Un film que Mocky, Chabrol ou Boisset auraient pu faire. Pauline, infirmière à domicile, entre Lens et Lille, s’occupe seule de ses deux enfants et de son père ancien métallurgiste. Dévouée et généreuse, tous ses patients l’aiment et comptent sur elle. Profitant de sa popularité, les dirigeants d’un parti extrémiste vont lui proposer d’être leur candidate aux prochaines municipales.

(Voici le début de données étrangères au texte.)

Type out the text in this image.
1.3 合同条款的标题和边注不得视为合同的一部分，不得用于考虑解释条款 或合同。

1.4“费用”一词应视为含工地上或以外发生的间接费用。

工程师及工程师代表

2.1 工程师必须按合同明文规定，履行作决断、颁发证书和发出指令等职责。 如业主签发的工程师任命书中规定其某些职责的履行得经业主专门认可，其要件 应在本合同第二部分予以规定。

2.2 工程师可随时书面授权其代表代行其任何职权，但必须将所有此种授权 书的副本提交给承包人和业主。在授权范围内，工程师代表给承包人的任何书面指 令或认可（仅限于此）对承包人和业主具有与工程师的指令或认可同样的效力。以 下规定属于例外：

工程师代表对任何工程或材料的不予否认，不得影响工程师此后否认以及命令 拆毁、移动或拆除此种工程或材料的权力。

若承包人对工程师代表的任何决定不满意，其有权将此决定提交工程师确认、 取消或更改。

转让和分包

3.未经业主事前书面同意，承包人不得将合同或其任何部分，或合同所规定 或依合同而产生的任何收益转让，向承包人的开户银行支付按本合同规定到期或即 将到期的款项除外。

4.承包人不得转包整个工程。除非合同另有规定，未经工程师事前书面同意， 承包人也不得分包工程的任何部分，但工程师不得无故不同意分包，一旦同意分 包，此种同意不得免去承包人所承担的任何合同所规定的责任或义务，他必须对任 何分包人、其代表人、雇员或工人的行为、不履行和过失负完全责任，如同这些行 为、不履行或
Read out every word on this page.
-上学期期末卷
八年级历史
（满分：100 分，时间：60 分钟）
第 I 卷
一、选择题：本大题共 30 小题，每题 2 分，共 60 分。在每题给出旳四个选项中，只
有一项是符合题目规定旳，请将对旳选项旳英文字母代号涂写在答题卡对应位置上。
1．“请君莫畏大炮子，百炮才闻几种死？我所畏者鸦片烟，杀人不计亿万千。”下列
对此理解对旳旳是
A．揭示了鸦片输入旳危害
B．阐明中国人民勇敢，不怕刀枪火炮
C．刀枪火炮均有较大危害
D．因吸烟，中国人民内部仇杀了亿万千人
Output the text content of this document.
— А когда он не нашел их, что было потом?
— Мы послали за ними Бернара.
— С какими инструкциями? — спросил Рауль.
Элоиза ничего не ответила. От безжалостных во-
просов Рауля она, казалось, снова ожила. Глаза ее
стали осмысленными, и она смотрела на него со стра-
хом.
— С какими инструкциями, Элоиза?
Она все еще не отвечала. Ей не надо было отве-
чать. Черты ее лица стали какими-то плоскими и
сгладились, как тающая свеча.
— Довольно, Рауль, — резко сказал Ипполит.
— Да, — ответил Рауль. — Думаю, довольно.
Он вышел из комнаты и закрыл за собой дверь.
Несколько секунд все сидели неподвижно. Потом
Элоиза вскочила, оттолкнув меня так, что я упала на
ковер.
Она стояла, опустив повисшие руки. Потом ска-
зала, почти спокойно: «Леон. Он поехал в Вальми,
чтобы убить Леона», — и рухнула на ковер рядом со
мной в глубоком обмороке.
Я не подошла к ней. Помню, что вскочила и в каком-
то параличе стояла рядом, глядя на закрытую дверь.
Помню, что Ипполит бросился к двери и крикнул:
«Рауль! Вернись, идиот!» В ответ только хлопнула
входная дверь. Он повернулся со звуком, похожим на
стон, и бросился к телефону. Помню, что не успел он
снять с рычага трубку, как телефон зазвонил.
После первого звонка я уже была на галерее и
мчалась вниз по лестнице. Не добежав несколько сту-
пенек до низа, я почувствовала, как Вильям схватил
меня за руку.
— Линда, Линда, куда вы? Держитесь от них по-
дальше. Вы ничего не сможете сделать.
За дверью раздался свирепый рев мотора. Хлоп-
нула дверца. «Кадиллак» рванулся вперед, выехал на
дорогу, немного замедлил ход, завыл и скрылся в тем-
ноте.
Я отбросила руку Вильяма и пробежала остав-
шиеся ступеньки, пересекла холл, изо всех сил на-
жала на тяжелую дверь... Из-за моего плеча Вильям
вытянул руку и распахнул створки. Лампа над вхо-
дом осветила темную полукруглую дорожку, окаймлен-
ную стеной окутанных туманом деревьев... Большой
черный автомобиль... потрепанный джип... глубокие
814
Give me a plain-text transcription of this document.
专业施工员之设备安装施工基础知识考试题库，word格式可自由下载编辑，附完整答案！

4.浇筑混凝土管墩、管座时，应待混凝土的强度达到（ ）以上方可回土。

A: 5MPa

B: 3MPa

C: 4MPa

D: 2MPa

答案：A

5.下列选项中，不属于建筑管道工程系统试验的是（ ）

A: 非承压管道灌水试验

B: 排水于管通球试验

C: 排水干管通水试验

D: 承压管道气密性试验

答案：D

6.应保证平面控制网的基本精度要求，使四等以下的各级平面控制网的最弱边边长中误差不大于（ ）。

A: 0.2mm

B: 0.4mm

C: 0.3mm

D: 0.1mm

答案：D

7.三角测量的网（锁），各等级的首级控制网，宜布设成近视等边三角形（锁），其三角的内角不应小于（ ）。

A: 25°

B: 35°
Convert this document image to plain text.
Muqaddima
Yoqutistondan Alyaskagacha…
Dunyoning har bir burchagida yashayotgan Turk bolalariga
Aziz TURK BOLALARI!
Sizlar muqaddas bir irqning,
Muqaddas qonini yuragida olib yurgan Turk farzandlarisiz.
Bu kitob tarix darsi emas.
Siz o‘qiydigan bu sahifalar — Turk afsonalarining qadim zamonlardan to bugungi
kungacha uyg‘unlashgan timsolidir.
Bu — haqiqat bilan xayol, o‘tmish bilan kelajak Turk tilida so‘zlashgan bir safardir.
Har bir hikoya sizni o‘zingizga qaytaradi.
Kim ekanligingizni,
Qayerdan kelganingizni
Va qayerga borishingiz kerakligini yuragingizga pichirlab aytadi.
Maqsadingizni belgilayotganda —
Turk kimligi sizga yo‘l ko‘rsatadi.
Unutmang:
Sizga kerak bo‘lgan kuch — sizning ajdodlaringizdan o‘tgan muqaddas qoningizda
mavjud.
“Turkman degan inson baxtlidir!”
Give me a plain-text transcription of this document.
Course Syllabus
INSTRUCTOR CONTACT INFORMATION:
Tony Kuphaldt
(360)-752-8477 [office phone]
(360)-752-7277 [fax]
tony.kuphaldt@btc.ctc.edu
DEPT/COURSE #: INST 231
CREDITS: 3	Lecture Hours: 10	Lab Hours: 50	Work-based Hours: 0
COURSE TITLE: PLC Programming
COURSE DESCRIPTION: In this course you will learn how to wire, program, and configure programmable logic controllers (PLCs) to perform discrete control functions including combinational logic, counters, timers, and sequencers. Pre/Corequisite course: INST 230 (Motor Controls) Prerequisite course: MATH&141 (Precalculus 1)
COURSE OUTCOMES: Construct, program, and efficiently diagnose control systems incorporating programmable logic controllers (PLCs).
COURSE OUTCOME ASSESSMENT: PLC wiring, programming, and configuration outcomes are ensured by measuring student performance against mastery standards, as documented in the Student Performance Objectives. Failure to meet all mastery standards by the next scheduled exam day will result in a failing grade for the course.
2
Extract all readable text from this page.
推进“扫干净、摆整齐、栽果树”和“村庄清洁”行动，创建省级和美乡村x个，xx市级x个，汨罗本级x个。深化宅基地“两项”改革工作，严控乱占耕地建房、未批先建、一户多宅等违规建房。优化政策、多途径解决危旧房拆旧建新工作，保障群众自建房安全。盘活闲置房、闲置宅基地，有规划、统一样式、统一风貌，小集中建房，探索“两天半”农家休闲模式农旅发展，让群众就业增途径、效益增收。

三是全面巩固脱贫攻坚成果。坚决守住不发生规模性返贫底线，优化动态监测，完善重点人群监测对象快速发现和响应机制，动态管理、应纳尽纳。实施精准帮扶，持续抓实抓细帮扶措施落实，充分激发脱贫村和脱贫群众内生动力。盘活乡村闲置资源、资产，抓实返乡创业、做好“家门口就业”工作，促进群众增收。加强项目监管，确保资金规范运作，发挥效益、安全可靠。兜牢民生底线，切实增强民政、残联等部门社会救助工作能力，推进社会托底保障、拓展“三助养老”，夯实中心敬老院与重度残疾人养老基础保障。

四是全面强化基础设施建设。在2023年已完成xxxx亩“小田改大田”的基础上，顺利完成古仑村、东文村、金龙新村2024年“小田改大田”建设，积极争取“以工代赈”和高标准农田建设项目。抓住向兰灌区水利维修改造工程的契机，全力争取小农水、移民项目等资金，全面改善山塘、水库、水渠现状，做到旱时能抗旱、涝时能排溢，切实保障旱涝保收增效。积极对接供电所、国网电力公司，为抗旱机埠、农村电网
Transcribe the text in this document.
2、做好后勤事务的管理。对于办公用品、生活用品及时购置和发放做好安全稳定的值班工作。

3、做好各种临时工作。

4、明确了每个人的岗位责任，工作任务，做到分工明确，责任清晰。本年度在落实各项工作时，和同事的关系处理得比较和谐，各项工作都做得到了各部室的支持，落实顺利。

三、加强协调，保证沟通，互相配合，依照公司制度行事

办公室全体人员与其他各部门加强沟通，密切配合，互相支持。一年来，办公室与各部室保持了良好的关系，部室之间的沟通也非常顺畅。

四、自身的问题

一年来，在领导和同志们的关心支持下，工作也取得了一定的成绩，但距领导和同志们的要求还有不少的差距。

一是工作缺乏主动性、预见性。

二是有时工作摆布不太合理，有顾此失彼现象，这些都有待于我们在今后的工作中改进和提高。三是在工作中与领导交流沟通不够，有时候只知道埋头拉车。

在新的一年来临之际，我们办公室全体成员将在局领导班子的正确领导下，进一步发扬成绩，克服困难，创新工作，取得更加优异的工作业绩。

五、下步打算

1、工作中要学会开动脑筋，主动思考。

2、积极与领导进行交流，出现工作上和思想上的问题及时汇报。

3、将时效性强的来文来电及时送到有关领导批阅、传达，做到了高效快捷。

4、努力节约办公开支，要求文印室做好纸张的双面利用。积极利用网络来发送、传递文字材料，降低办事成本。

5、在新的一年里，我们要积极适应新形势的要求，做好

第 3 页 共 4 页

Calmos. Une dirigeante d’extrême-droite blonde, une petite ville du Pas-de-Calais: Lucas Belvaux raconte la campagne pour les municipales d’un parti clairement inspiré du Front national. D’autant que l’action se déroule dans une ville imaginaire du Pas-de-Calais baptisée Hénard, évocation limpide d’Hénin-Beaumont. On le sait, les premières images de Chez Nous ont fortement déplu au FN, autorisant le vice-président à qualifier la (géniale) comédienne Catherine Jacob – qui joue ici une simili-Marine Le Pen – de « pot à tabac ». Or, ce film n’est pas tant sur le FN – cela aurait été trop facile et contre-productif – que sur l’embrigadement et le poids des images. Sur ceux aussi qui, oies blanches, se laissent avoir par le discours populiste, passant de la volonté de « faire quelque chose » pour leur pays à la désillusion d’avoir été des jouets fonctionnels (tel ou tel français moyen pour appuyer une thèse, justifier une idée, plaider la respectabilité). C’est précisément ce qui se passe ici avec une infirmière dévouée aux autres (Emilie Dequenne, courageuse): on assiste à sa fulgurante ascension, aux sentiments successifs qu’elle éprouve, du doute à la fascination, puis à la colère. Racontant l’impossibilité de l’élévation dans une France overdosée de télévisions allumées (les chaînes d’info en continu, les discours Zemmouresques, les spectacles vociférants d’un Patrick Sébastien….), le résultat, à la croisée du cinéma social et de la politique, engagé sans être militant, montre le ras le bol généralisé d’une classe moyenne qui, en vrac, flippe des terroristes, en a marre des faiseurs de morale, s’autorise le racisme décomplexé.
De la même façon qu’il dit quelque chose sur la manière de communiquer et sur la façon dont la haine se transmet, Belvaux s’intéresse en même temps aux rouages et à la rhétorique du parti qu’il laisse planer telle une ombre menaçante façon film noir à la Clouzot. Un parti qui veut montrer une image respectable tout en étant rattrapé par son passé et ses composantes les moins acceptables (la partie Guillaume Gouix, ancien amour de jeunesse de Pauline devenu un militant violent d’extrême droite). André Dussolier incarne au mieux cette séduction toxique dans la peau du médecin notable de la ville qui entraîne sa jeune recrue à grands coups de « la France a besoin de gens comme toi ». La première apparition de Catherine Jacob, en poissonnière quelque part entre Marine Le Pen et Nadine Morano, peut donner l’impression de quelque chose de faux. Mais ce qui paraît au départ bouffon devient réellement flippant. On est toujours entre deux sentiments devant ce film aussi maladroit que nécessaire, pleinement dans l’empathie (jamais dans la culpabilisation, toujours désemparé devant le constat d’un peuple qui souffre et qui sombre). S’il a recours à la lourde démonstration, Chez nousparvient quand même à ébranler les consciences en instillant un malaise persistant à la sortie de la projection. Laissant craindre, d’une part, que tout cela soit prophétique; et, d’autre part, qu’en plein règne de la bêtise Hanounaesque et de la lobotomie heureuse, les films comme celui-ci deviennent denrée rare.